In the months since Hamas’ attack on Israel on October 7, conversations on university campuses have been characterized by palpable tension. The rise of anti-Semitic and anti-Muslim rhetoric entangled numerous universities in debates over free speech. In late April, as the war between Israel and Hamas entered its fifth month, students at Columbia University and other institutions across the United States began protesting for a ceasefire. Amid all this, one platform has served as a locus: Sidechat, a social media app that has become both a venue for dialogue about the protests and a breeding ground for hate speech.

In recent weeks, as demonstrations broke out at Columbia, NYU, Yale, Princeton, the University of Texas and elsewhere, students led to application to share memes and express dismay at their administrators’ responses.

On April 22, after a weekend of arrests in colombiaColin Roedl, editorial page editor of the student-run newspaper Columbia Daily Viewer he told blackboard students saw “calls to solidarity” in the application. The next day, some 3,000 Columbia employees, students and community members signed a letter to university president Minouche Shafik, the school’s board of trustees and deans, supporting “campus security and academic freedom.” “. It included a link to a folder of Sidechat screenshots showing people asking how to join camps on campus and discussions about Zionism.

On Tuesday, the New York Police Department arrested hundreds of protesters at Columbia and the City College of New York.

Before the protests, administrators at other universities, including Harvard and Brown, had sought to increase moderation on Sidechat, citing increased reports of harassment and hate speech by students using the platform. The rhetoric on the app had become “dehumanizing, racist, homogenizing (and) hateful,” says Aboud Ashhab, a Palestinian student at Brown. Andrew Rovinsky, a Jewish student at the university, calls it “a cesspool.”

Because the app’s defining feature is student speech conducted anonymously (users do not post under their real names), toxic messages and degrading language flow freely. “What you see on Sidechat is a group of people engaging in the most vile rhetoric you’ve ever seen, because it’s anonymous,” Rovinsky says.

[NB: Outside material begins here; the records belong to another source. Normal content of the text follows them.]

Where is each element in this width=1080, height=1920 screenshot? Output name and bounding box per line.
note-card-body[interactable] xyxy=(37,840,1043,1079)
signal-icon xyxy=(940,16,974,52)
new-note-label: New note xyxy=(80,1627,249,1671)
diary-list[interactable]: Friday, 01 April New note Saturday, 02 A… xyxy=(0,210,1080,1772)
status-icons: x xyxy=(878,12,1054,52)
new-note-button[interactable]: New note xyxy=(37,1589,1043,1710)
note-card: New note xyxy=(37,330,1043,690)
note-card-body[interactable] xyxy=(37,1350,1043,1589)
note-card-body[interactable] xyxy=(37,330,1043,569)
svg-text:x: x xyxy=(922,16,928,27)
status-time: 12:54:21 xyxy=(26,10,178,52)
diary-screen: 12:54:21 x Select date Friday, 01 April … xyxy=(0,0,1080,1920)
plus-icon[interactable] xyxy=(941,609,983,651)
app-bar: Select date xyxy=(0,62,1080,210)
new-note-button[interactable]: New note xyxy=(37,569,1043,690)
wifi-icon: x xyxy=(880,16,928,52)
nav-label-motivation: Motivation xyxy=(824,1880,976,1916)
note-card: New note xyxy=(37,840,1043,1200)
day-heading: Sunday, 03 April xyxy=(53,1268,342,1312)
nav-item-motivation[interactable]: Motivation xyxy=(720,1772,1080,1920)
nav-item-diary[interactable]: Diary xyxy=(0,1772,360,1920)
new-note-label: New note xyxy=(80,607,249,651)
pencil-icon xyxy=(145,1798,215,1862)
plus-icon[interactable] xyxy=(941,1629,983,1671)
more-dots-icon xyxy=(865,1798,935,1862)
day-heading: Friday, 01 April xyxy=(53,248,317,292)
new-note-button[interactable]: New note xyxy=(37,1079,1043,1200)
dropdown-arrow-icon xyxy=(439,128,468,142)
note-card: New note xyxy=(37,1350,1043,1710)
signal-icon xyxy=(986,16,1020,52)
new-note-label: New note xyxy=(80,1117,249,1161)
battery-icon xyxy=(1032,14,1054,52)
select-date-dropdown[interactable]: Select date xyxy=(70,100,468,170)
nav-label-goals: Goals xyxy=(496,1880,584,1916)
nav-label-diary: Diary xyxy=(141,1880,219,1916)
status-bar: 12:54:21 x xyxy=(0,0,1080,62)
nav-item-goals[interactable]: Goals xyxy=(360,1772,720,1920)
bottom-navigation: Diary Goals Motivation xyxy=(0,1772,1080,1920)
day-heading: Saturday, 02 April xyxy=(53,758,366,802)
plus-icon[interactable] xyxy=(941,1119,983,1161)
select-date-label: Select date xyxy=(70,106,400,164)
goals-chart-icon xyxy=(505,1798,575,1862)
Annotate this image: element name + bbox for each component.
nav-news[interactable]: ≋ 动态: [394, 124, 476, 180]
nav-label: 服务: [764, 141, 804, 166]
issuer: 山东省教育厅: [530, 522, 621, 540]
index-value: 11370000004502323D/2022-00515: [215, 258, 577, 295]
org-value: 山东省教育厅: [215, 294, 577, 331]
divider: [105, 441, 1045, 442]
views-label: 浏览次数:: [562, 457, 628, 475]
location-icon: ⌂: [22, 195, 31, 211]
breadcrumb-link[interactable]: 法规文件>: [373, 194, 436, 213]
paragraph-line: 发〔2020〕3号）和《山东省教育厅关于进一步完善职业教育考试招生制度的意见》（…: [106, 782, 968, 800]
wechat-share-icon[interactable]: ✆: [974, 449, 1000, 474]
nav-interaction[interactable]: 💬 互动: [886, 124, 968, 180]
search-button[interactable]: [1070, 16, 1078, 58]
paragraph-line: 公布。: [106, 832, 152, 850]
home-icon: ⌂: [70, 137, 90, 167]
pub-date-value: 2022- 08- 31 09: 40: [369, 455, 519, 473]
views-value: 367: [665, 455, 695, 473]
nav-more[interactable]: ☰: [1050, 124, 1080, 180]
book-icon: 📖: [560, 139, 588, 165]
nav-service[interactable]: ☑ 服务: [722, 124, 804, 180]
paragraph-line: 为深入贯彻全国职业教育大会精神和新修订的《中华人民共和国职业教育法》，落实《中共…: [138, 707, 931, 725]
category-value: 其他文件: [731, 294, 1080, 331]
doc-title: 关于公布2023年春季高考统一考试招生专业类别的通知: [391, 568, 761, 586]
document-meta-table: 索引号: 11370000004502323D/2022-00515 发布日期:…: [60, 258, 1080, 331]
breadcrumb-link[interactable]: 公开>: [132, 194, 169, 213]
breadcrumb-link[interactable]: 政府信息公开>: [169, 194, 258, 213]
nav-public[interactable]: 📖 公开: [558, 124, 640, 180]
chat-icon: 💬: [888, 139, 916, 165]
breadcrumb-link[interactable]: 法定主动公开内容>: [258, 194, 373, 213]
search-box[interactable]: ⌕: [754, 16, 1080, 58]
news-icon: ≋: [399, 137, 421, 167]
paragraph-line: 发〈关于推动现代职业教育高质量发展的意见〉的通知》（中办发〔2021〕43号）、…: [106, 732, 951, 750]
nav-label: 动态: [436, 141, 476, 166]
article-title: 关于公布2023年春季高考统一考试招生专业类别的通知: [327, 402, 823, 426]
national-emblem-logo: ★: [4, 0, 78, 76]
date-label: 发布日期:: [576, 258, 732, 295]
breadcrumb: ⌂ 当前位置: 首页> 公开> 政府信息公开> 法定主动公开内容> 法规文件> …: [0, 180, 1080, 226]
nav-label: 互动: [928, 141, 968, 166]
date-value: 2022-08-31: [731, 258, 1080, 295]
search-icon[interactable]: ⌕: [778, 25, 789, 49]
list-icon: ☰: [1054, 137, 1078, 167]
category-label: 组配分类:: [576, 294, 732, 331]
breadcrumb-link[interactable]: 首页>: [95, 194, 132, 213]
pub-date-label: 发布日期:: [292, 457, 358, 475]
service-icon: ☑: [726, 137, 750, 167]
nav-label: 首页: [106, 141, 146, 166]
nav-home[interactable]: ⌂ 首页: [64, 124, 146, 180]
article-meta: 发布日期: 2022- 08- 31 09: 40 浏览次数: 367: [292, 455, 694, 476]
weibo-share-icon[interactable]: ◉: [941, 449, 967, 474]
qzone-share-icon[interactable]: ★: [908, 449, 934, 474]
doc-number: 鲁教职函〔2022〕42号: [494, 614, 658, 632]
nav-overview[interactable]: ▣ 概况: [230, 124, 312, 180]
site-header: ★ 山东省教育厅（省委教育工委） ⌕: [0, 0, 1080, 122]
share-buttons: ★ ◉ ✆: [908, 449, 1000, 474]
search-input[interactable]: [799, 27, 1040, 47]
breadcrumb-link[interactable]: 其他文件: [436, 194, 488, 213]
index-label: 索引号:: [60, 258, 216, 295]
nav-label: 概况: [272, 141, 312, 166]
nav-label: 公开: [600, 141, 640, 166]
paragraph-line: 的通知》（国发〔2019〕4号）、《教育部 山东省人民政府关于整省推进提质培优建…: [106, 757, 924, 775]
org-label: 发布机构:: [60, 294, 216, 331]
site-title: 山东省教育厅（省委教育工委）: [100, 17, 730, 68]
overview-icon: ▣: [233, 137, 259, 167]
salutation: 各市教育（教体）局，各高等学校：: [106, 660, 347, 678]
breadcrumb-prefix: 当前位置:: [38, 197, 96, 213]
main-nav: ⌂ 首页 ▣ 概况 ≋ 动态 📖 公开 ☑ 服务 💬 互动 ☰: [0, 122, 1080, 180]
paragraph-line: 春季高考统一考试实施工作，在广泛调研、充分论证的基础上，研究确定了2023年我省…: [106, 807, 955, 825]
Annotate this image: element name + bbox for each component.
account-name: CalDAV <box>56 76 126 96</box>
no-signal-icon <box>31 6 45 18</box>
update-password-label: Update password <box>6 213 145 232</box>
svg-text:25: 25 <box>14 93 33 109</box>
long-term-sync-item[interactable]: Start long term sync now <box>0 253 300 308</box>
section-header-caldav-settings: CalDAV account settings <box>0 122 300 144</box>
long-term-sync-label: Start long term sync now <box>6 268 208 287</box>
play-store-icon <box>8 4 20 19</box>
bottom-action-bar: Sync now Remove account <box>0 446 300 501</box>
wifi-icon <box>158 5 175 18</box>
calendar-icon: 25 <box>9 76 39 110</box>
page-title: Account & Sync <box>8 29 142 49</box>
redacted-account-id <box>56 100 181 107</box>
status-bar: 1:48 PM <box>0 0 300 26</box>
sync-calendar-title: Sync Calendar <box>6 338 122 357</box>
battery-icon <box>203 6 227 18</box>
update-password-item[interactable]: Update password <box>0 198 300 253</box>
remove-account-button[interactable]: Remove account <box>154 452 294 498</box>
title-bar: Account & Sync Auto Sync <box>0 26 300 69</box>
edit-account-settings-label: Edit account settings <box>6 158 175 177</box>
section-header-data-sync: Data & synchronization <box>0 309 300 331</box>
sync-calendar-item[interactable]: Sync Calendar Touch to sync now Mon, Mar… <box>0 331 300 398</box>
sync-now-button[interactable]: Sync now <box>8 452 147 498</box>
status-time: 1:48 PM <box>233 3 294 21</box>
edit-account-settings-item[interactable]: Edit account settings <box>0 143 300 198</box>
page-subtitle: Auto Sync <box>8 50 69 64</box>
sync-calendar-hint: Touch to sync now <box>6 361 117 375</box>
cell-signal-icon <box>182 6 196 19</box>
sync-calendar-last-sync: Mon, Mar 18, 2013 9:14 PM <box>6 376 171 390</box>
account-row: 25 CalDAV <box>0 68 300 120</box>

Released in 2022 As a mechanism for college students to whisper about what was happening on campus, Sidechat quickly spread across American universities. Like the first version of Facebook, the app requires a university email address to log in, and while it initially served as a hub for gossip and collective complaints, university administrators began to notice more discussions. heated discussions on the platform in recent months and implored Sidechat to strengthen its content moderation.

While the application user guidelines claim that the platform does not allow content that “perpetuates the oppression of marginalized communities by promoting discrimination (or hatred) against certain groups of people,” both Sidechat and its predecessor Yik Yak have come under fire for facilitating an online environment that bodes well for hate speech.

In fact, before Sidechat Yik Yak acquisition In 2023, Yik Yak took a four year break following a barrage of complaints about racism, discrimination and threats of violence circulating on the app. The hateful comments in the months following the October 7 attack suggest that Sidechat isn’t all that different from its predecessor.